C. Thus the question is how to link the interests of the poor to a more influential group. The difficulty is to find a surrogate groups whose interests are really aligned with poor. Unfortunately, the history of efforts to help the poor in the United States suggest that those who purport to speak for them often have very different ultimate interests. For instance, although the war on poverty created benefits for middle-class bureaucrats, there is substantial evidence that it actually hurt the poor. Similarly, legislation that benefits teachers' unions seems to increase the drop-out rate in public high schools, which disproportionately hurts the poor. These results should not be surprising, because there is no general reason to believe that legislation intended to help majoritarian interests or special interest groups will systematically help other diffuse groups.

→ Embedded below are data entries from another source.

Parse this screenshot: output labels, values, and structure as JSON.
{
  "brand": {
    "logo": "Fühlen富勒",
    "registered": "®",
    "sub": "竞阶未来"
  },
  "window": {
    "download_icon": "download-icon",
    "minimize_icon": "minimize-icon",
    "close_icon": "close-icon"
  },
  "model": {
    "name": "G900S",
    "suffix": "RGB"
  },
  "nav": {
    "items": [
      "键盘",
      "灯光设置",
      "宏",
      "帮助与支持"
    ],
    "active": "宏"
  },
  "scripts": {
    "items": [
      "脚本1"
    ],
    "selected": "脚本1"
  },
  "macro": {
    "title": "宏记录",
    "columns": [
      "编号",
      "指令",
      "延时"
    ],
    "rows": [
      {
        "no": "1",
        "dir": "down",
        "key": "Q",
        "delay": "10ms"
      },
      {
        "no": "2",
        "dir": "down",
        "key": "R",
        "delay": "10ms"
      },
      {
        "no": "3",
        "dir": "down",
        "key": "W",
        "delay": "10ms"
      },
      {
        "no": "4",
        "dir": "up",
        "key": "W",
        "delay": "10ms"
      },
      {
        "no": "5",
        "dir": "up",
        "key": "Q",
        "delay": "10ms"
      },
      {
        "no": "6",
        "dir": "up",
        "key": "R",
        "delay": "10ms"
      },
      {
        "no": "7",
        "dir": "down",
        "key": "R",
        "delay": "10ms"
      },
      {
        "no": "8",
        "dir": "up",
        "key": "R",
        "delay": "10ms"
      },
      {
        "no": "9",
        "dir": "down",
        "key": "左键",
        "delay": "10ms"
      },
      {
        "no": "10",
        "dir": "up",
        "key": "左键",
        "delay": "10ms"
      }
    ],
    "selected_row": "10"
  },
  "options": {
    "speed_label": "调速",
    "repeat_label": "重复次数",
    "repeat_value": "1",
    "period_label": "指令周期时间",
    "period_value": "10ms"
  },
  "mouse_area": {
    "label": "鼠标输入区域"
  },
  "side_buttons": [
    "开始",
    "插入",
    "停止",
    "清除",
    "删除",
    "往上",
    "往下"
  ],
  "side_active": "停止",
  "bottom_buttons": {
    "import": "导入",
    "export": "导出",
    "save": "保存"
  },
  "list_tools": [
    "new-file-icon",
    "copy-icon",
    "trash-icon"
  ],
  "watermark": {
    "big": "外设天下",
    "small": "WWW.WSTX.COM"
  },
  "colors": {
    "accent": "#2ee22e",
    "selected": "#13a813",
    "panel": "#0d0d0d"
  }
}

Moreover, the share of general resources shaken loose by such legislation and shifted incidentally to the poor by the kind of redistributionist legislation pursued by interest groups may be outweighed by the disincentives or other bad effects that the legislation has on the poor. Welfare programs are a prime example. Powerful public service unions support welfare because it requires a structure that provides jobs to their members. The disincentives to work caused by welfare are at best irrelevant to the interests of union members; thus, the members oppose programs to alleviate such disincentives whenever such programs would threaten their interests even mildly, as when welfare recipients are given jobs that conceivably could be given to union members.
D. The key therefore is to find some group that benefits from the same policies that will benefit the poor. Concentrated interests groups that benefit from the lifting market restrictions are a prime example of the group. Lifting restrictions benefits entrepreneurs as well as the poor. Government monopolies over primary and secondary schools are a case in point. Concentrated interest groups, like educational entrepreneurs and religious institutions, may have interests in eliminating this monopoly that are linked to the interests of the poor. The question is how to create structures that encourage, or at least do not discourage, these interests from virtually representing the poor.
Conclusion: The key to advancing the interests of the poor is to structure society to empower those who will make common interest with the poor. Frequently, those who say they have common interests actually have quite divergent interests. Happily, the WTO's empowerment of export interest groups have given a greater voice to the poor of the developing world in the politics of the developed world. We should applaud this aspect of the WTO and search for similar mechanisms elsewhere in the law to accomplish the same objective.